Just completed a week at the GF villas after a 10 year stretch of no Disney. Great experience overall. We liked the convenience of the Monorail line to two parks and kids loved the pools. The one negative I would say is the distance from the Villas building to the dining and pool areas. It is basically the furthest building everything. With small children it would be nice to be closer. Now that we are planning our next stay (and looking into buying a contract as we borrowed family points for the stay) what other resorts should we consider.
In my mind the GF villas building is the closest building to the beach pool & splash area & the
DVC BPK building is the closest to the courtyard pool

. The spacious GF grounds are its greatest appeal IMO, but the result is the amenities are spread out. Of course, someone staying at what I think of as the long hall resorts like Kidani or BWV if they are assigned a villa in the far reaches of the hotel may have very long hikes to get to the amenities but their hike will be inside a building.
IME, a lot of Disney resorts involve a lot of walking, some are so big that they have internal bus service.
There are different ‘types’ of DVC resorts & each have pluses & minuses.
You have the original design w/ several buildings scattered over a large piece of land - OKW & later SSR. You likely don’t want one of those.
The one building w/ really long halls - BWV & AKV Kidani.

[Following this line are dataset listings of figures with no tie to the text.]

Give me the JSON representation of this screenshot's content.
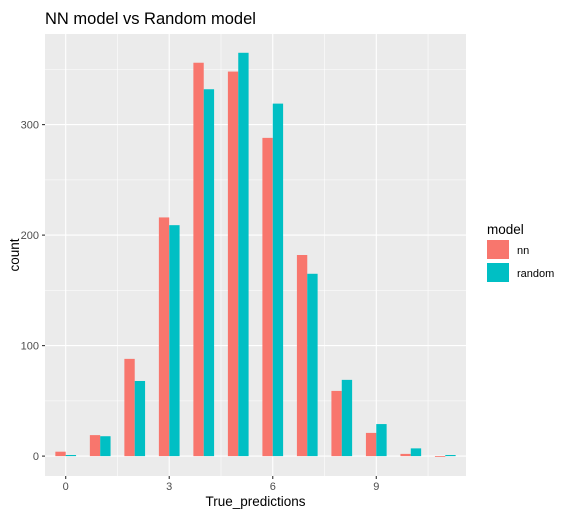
{
  "chart_data": {
    "type": "bar",
    "title": "NN model vs Random model",
    "xlabel": "True_predictions",
    "ylabel": "count",
    "x": [
      0,
      1,
      2,
      3,
      4,
      5,
      6,
      7,
      8,
      9,
      10,
      11
    ],
    "series": [
      {
        "name": "nn",
        "color": "#F8766D",
        "values": [
          4,
          19,
          88,
          216,
          356,
          348,
          288,
          182,
          59,
          21,
          2,
          0
        ]
      },
      {
        "name": "random",
        "color": "#00BFC4",
        "values": [
          1,
          18,
          68,
          209,
          332,
          365,
          319,
          165,
          69,
          29,
          7,
          1
        ]
      }
    ],
    "xticks": [
      0,
      3,
      6,
      9
    ],
    "xtick_labels": [
      "0",
      "3",
      "6",
      "9"
    ],
    "yticks": [
      0,
      100,
      200,
      300
    ],
    "ytick_labels": [
      "0",
      "100",
      "200",
      "300"
    ],
    "xlim": [
      -0.6,
      11.6
    ],
    "ylim": [
      -18,
      382
    ],
    "legend": {
      "title": "model",
      "position": "right"
    },
    "grid": true,
    "panel_background": "#EBEBEB"
  }
}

Not sure these fit your criteria either.
The tuck it into wherever it fits on the grounds of an existing resort - BC, BRV, VGF villas building, Poly Tower. Maybe one of these work depending on where they were tucked in?

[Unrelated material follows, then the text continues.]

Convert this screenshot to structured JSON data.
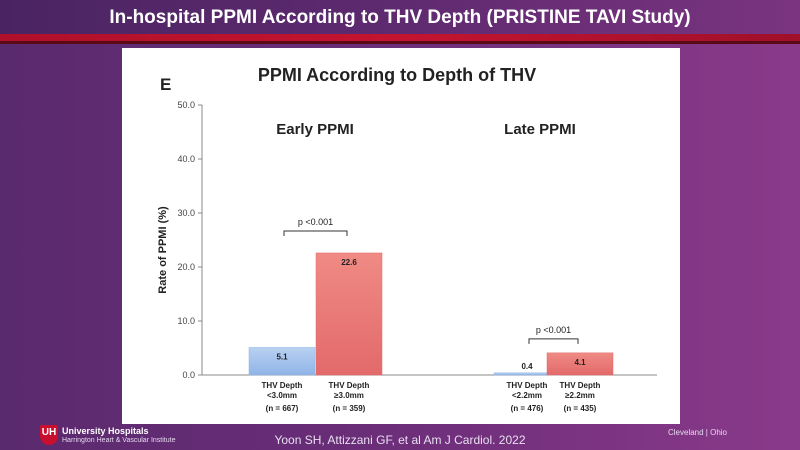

There’s the convert existing hotel rooms to DVC & maybe add point hungry bungalows or cabins - Poly, CCV, AKV Jambo, VGF BPK. The original Poly is all longhouses, CCV & Jambo are both pretty big buildings.

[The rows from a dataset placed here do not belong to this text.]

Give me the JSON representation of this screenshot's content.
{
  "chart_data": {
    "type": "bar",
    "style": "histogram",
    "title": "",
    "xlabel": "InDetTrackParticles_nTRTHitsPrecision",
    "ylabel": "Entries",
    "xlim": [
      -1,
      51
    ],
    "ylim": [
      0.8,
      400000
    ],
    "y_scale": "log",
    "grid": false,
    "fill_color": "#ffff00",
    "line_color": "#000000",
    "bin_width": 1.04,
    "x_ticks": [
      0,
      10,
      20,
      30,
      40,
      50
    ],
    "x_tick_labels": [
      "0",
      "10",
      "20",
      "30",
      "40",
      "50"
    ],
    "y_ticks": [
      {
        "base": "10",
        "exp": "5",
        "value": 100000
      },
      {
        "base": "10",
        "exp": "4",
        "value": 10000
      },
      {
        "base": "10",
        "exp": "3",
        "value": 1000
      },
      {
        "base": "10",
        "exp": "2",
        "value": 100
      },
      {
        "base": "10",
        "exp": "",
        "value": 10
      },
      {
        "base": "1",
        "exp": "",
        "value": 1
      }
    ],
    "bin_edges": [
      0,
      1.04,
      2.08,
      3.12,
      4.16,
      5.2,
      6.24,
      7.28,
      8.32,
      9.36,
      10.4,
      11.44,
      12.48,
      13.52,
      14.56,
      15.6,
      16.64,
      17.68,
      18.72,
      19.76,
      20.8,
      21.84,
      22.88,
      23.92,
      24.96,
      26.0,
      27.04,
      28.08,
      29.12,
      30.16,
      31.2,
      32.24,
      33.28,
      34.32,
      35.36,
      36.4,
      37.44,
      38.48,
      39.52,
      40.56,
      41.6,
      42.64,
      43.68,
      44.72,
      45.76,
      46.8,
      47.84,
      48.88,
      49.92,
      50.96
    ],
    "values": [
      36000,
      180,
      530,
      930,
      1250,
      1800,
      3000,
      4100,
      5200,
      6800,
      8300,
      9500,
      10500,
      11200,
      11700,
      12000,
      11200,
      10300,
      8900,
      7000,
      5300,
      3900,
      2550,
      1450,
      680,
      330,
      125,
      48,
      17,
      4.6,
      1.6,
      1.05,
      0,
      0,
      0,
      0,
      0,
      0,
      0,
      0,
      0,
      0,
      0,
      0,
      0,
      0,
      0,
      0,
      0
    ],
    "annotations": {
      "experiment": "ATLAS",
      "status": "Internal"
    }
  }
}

Finally there’s the towers - BLT, Riviera. BLT’s pool is unimpressive & for food/monorail you need to walk over to the contemporary. I’ve not stayed there, but Riviera sounds like it’s the most compact w/ amenities in situ, so it might work if you like the Skyliner. Personally, given the resale restrictions & relatively low prices Riviera commands on the resale market, I’d stay there to make sure it was ‘the one’ before I bought though.